The Big Issues


  • Crawfordsville Senator Phil Boots’ anti-annexation bill, SB 94, which essentially ended involuntary annexation when it cleared the Senate, was amended in the House Government and Regulatory Reform Committee earlier this week.
  • The highly problematic bill was stripped of its underlying content and now instead urges various annexation-related issues to be sent to an interim study committee. There was little committee support for the Senate-passed language. While the conference committee process is somewhat unpredictable, we are pleased with this positive development.
  • HB 1427, a Rep. Dan Leonard bill containing troubling annexation language, will be heard in the Senate Tax and Fiscal Policy Committee next week. The bill contains language defeated in previous sessions, seeking to void current annexation waivers that are 15 years old or older, as well as voids any current annexation waivers once they reach the 15 year mark.


  • HB 1347, a Rep. Woody Burton bill being carried in the Senate by Sen. Jack Sandlin, will make it more difficult for municipal utilities to pursue unpaid utility bills from rental property owners.
  • The bill requires a municipality to provide notice to other lien holders when a sewer bill is 60 days delinquent. If we do not provide that notice within 20 days units cannot place a lien on the rental property. This timeline is unworkable due to the time it takes to complete a full title search.
  • Aim has opposed this bill as it takes away local decision making authority and forces other property taxpayers to assume the burden for landlords who do not want to be responsible for their property. Despite our concerns the bill cleared committee on Monday and is currently sitting on the Senate’s second reading calendar, where Aim hopes to make progress via 2nd reading amendments.
  • Several amendments have been filed focusing on lien notification language; the most concerning of these would remove the lien notification but would also take away our super priority status. Aim is considering language that insures municipalities can keep rental property owners responsible for their utility bills, modifies the current lien notice process and allows municipalities to gather contact information from property owners regarding any mortgage holders prior to turning on utilities.

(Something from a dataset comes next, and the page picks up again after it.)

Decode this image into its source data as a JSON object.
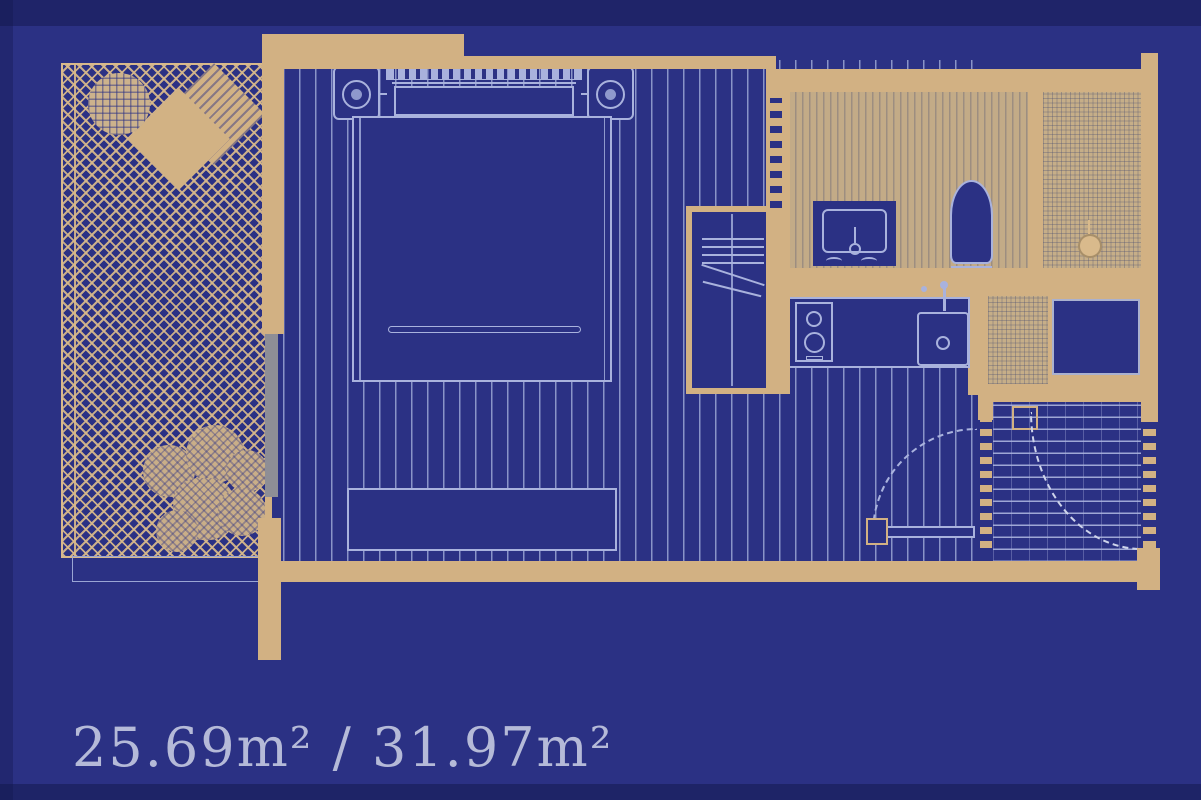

  • Rep. Ed Clere authored HB 1625, which places extremely onerous requirements on cities and towns regarding the preparation of various fiscal analyses and housing fee reports.
  • The bill requires that a community prepare a fiscal analysis if a unit’s proposed ordinance or regulation may directly or indirectly increase or decrease the cost of housing in the municipality. Further, it requires every municipality to annually prepare a housing fee report to be posted on the municipality’s web site and provides that a municipality may not impose any housing related fee that is not: (1) included in the fee report; or (2) posted on the municipality’s web site.
  • Sen. Mark Messmer is the Senate sponsor of HB 1625 and has been working with Aim to address our concerns. Sen. Messmer expects the bill to be significantly modified if it advances and current amendment language considered thus far does not appear to have the support of the committee. Aim members with a senator on this committee are encouraged to call them and explain the fiscal challenges and increased bureaucracy that would result under this bill as currently written. For more information about the housing industry in Indiana, read this report from Ball State’s Center for Business and Economic Research.


  • Rep. Doug Miller of Elkhart authored HB 1266, a bill that seeks to mandate that local stormwater regulations cannot be more stringent than related requirements of the Indiana Department of Environmental Management.
  • As amended, the bill also gives locals only five business days to either approve or deny a stormwater permit – an unbelievably significant decrease from today’s 28 day allowance. If a stop work order is needed on a project that was approved by default, the municipality must give the party an advisory warning. The party will then have 72 hours to cure the violation before a stop work order can be issued and a shutdown can occur.
  • HB 1265 is back on the calendar of the Senate Environmental Committee on Monday. We have seen some potential amendment language but we expect even more changes to be made. We believe the amendment will expand the review times beyond the version that passed the out of the House, but it will still require municipalities to update their stormwater ordinances to make them no more stringent than what is in place at the state level.


  • In December a tax court decision saying stormwater fees are considered taxes resulted in swift legislative follow up in the form of SB 582, authored by Sen. Ed Charbonneau and sponsored by Rep. Mike Karickhoff.
  • Aim has been communicating with lawmakers that this decision has such far-reaching consequences that it must be overturned. While some lawmakers are hesitant to overturn judicial decisions on principle, failing to set aside this decision and clarify the tax court’s jurisdiction in these matters is necessary to avoid catastrophic consequences.
  • The bill is expected to be back on the Senate Tax and Fiscal Committee’s calendar on Monday April, 8.


“We’ve got about two weeks of committee time left in the House and Senate and two weeks of conference committee after that, where really all the bills are in play and everything can come back. You’re on guard every single minute of the day. With that said, we still have about 20 bills that we are actively engaged on right now.”